How christianity killed my ability to love
Now there's a provocative title for you!
Here's the story...
I've found an amazing guy who loves me to bits, just as I am. He's caring and romantic and, well that's not the real issue here.
The problem is me. You see, when I was young, my christian beliefs made it impossible for me to love someone. Sure I could love a woman, but being gay, this was rather a tall order. Of course I tried, and was married twice to amazing women, but them being women and me being gay, well, it was never going to work.
But there were a couple of guys I fell for, and one of them big time. My heart was bursting with love, not just physical, real love, passion, romance - everything they write about in Mills and Boon novels (not that I've ever read one).
I could never act on that love though. We could never be free to express it, because the church, the bible, christianity, religion, said it was sin. It said love between two guys was a sickness and God hated it.
So I shut it down, with every ounce of emotional strength I could muster.
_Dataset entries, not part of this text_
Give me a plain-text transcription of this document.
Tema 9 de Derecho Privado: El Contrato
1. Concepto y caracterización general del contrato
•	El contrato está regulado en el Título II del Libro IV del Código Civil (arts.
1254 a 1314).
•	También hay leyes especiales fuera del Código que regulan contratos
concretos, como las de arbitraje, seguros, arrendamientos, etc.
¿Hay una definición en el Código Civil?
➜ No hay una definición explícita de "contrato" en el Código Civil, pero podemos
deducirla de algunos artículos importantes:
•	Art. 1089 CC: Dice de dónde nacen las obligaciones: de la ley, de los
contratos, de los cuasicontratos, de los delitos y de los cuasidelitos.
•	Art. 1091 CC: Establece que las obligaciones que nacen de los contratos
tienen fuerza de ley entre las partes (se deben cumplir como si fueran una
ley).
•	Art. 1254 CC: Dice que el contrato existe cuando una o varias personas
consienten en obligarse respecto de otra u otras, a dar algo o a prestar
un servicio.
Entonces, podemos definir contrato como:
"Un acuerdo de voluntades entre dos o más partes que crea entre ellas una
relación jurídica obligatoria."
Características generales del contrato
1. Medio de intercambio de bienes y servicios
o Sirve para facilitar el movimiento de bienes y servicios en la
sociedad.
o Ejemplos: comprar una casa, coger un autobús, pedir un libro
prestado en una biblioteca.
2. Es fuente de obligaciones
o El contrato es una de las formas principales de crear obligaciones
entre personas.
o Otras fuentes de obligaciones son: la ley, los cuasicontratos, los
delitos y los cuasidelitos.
I then married my second wife, and together we did everything we could to live straight christian lives. I put all my energy into loving my wife. I learned how to do romantic things and to make love. I did my best, and believed that God would honour it and eventually make me straight.
But of course that never happened, and she died never being loved by me in the way we had hoped.
So now after four years I've found this guy and I'm scared, in a deep but subtle way. It's so hard to give myself to him. Even though I now know the christian view of sexuality is completely stuffed, its done its damage. The scar is deep and I have to now fight to undo the fear.
I find myself backing off, not wanting to talk, avoiding contact, not wanting to respond to his love (and I'm not talking about sex here) - because I've spent all my life suppressing that love, denying it, fighting it - so that now I'm finally free to enjoy real love, I find that the mechanisms of response are shut down.
Yes christianity - you did this! Some will say it was religion rather than christianity, but no. After living this for over 40 years, I can say without hesitation it was the very core principles of christian doctrines that killed love in me. "Religion" just made it worse!
Reparative therapy, done by one of the most deeply christian organisations, screwed the last drop of romantic love out of me, shut up my deepest emotions and crippled my heart.
Oh, I'm learning the depths of unconditional love for humanity, seeing God in all, in ways that are mind blowing. But to love another human with sensual love and romance, well, that's shut down.
I'm now on the journey of finding the keys to open it again. I have an amazing man who is helping for now, although that in itself is another complicated story.
It's slowly returning. I'm learning to give my heart again, bit by bit, seeing the places that have gone numb and allowing the blood of life to flow through them.
Christianity makes me angry. Religion even more so. But the God who I'm slowly discovering, the God who is Love - nothing more and nothing less - lifts me above that anger, as I let it. And sometimes that's a little hard!